Despite what OEMs will tell you, there is a downside to this approach. Neural networking is still an emerging field and it’s possible that the types of operations best suited to certain use cases will change as research continues. Rather than future-proofing the device, these early designs could quickly become outdated. Investing now in early silicon is an expensive process, and one that will likely require revisions as the best mobile use cases become apparent.

Silicon designers and OEMs aren’t going to invest in these complex circuits for mid- or low-tier products at this stage, which is why these dedicated processors are currently reserved for only the most expensive of smartphones. New processor components from ARM, which are expected to debut in SoCs next year, will help accommodate more efficient machine learning algorithms without a dedicated processor, though.

2018 is promising for Machine Learning

ARM announced its Cortex-A75 and A55 CPUs and Mali-G72 GPU designs earlier in the year. While much of the launch focus was on the company’s new DynamIQ technology, all three of these new products are also capable of supporting more efficient machine learning algorithms too.

Neural Networks often don’t require very high accuracy data, especially after training, meaning that math can usually be performed on 16-bit or even 8-bit data, rather than large 32 or 64-bit entries.

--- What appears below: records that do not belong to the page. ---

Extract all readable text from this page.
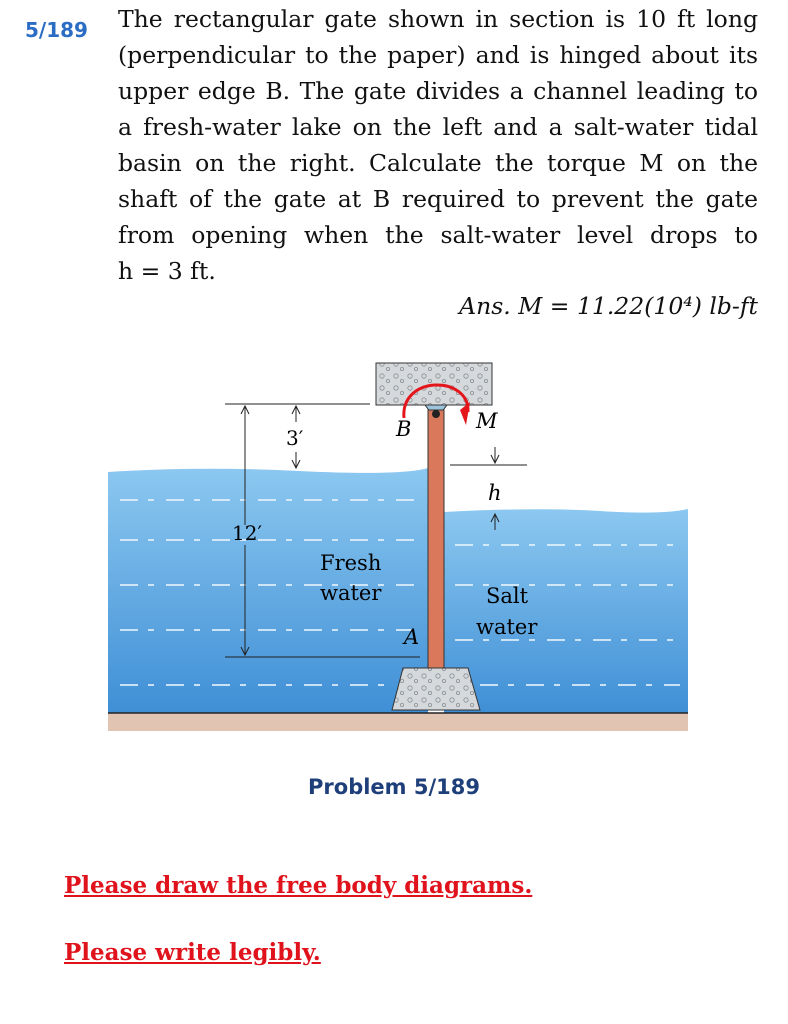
5/189 The rectangular gate shown in section is 10 ft long
(perpendicular to the paper) and is hinged about its
upper edge B. The gate divides a channel leading to
a fresh-water lake on the left and a salt-water tidal
basin on the right. Calculate the torque M on the
shaft of the gate at B required to prevent the gate
from opening when the salt-water level drops to
h = 3 ft.
Ans. M = 11.22(10⁴) lb-ft
12′
3′	B	M
h
A
Fresh
water	Salt
water
Problem 5/189
Please draw the free body diagrams.
Please write legibly.
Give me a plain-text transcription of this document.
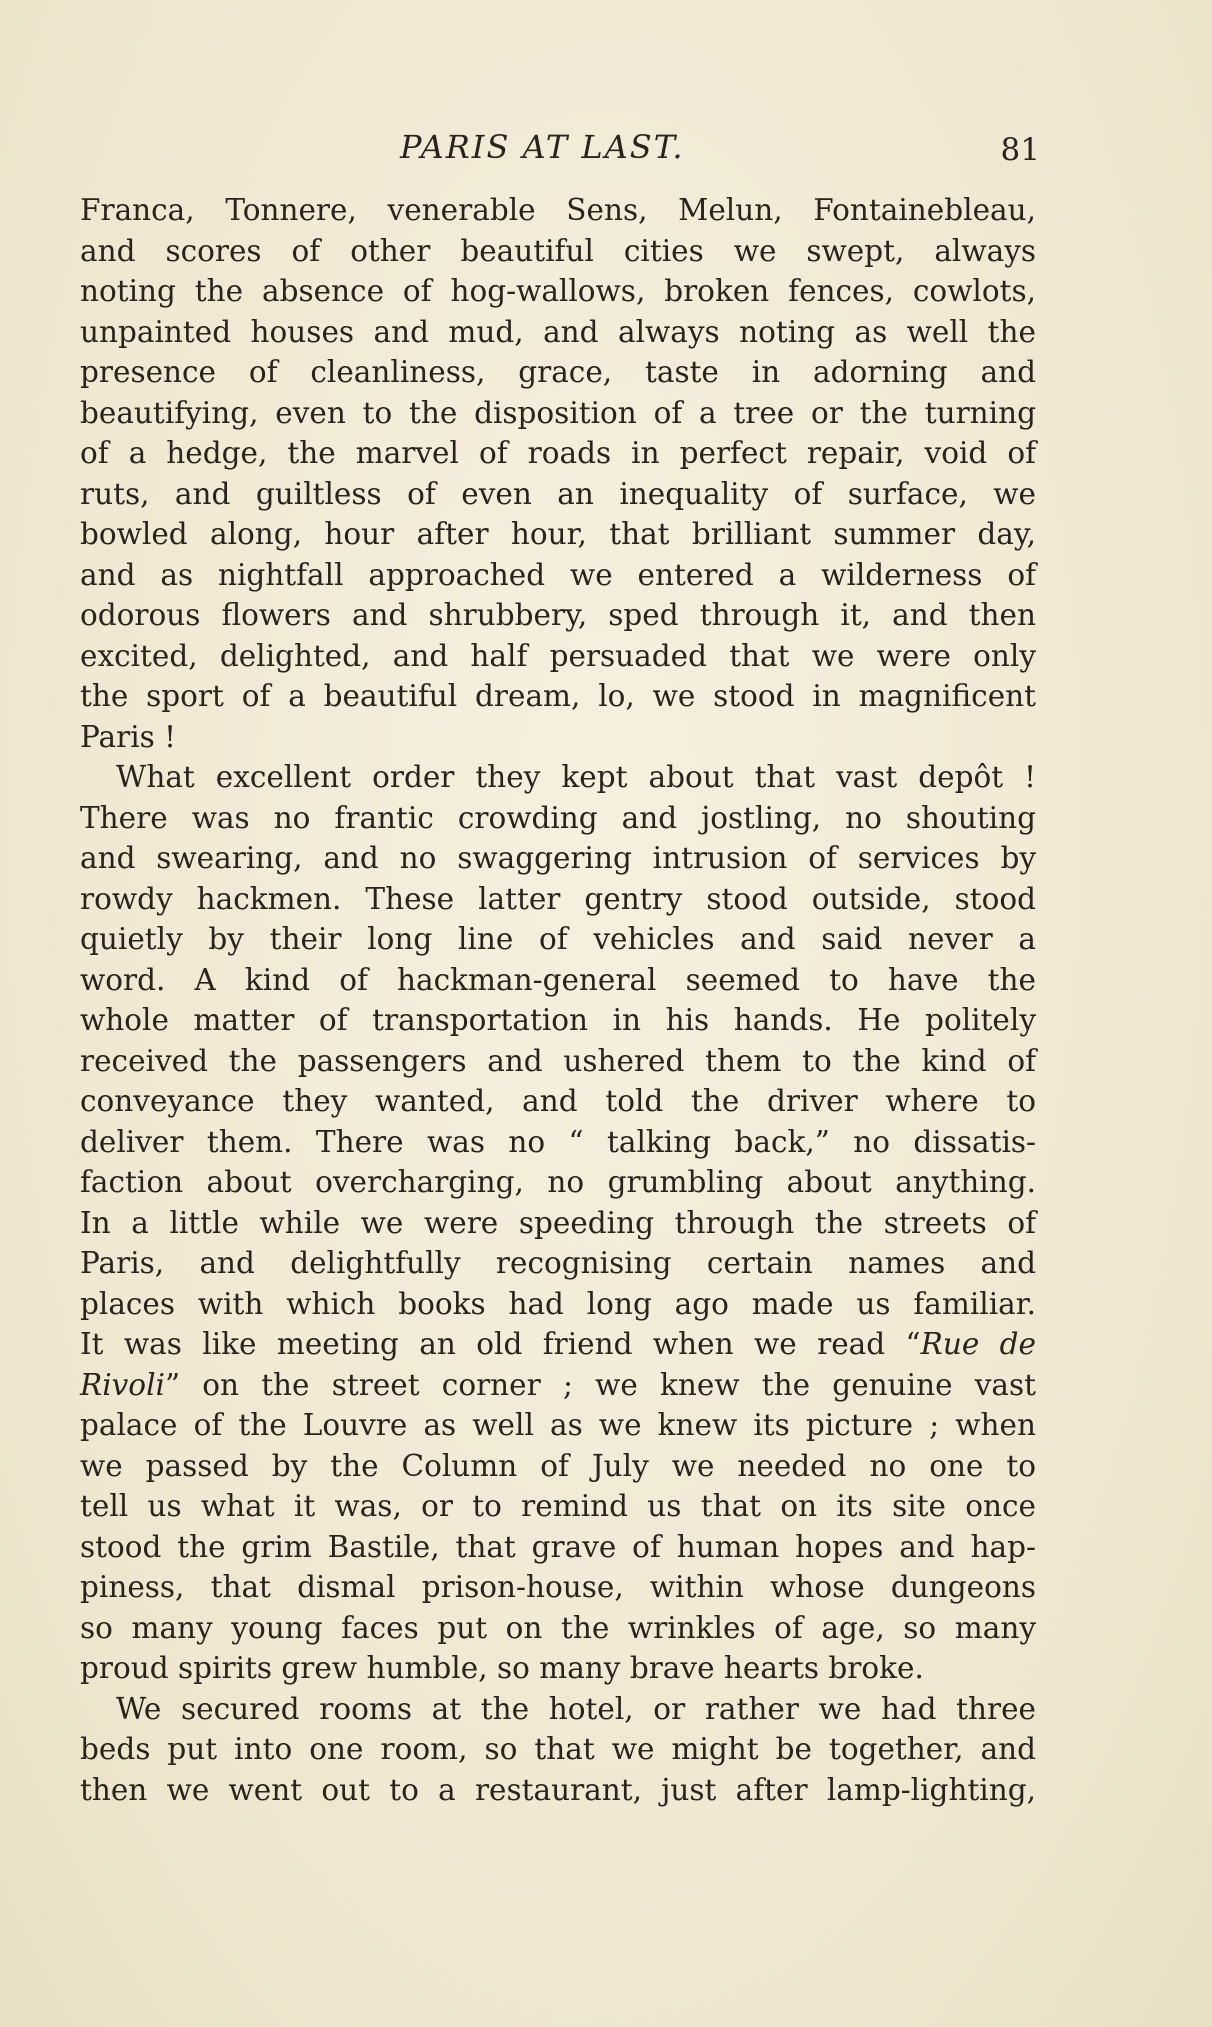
PARIS AT LAST.	81
Franca, Tonnere, venerable Sens, Melun, Fontainebleau,
and scores of other beautiful cities we swept, always
noting the absence of hog-wallows, broken fences, cowlots,
unpainted houses and mud, and always noting as well the
presence of cleanliness, grace, taste in adorning and
beautifying, even to the disposition of a tree or the turning
of a hedge, the marvel of roads in perfect repair, void of
ruts, and guiltless of even an inequality of surface, we
bowled along, hour after hour, that brilliant summer day,
and as nightfall approached we entered a wilderness of
odorous flowers and shrubbery, sped through it, and then
excited, delighted, and half persuaded that we were only
the sport of a beautiful dream, lo, we stood in magnificent
Paris !
What excellent order they kept about that vast depôt !
There was no frantic crowding and jostling, no shouting
and swearing, and no swaggering intrusion of services by
rowdy hackmen. These latter gentry stood outside, stood
quietly by their long line of vehicles and said never a
word. A kind of hackman-general seemed to have the
whole matter of transportation in his hands. He politely
received the passengers and ushered them to the kind of
conveyance they wanted, and told the driver where to
deliver them. There was no “ talking back,” no dissatis-
faction about overcharging, no grumbling about anything.
In a little while we were speeding through the streets of
Paris, and delightfully recognising certain names and
places with which books had long ago made us familiar.
It was like meeting an old friend when we read “Rue de
Rivoli” on the street corner ; we knew the genuine vast
palace of the Louvre as well as we knew its picture ; when
we passed by the Column of July we needed no one to
tell us what it was, or to remind us that on its site once
stood the grim Bastile, that grave of human hopes and hap-
piness, that dismal prison-house, within whose dungeons
so many young faces put on the wrinkles of age, so many
proud spirits grew humble, so many brave hearts broke.
We secured rooms at the hotel, or rather we had three
beds put into one room, so that we might be together, and
then we went out to a restaurant, just after lamp-lighting,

This saves on memory and cache requirements, and greatly improves memory bandwidth, which are already limited assets in smartphone SoCs.

As part of the ARMv8.2-A architecture for the Cortex-A75 and A55, ARM introduced support for half-precision floating point (FP16) and integer dot products (INT8) with NEON – ARM’s advanced single instruction multiple data architecture extension. The introduction of FP16 removed the conversion stage to FP32 from the previous architecture, reducing overhead and speeding up processing.

ARM’s new INT8 operation combines multiple instructions into a single instruction to improve latency. When including the optional NEON pipeline on on the A55, INT8 performance can improve up to 4x over the A53, making the core a very power efficient way to compute low accuracy machine learning math.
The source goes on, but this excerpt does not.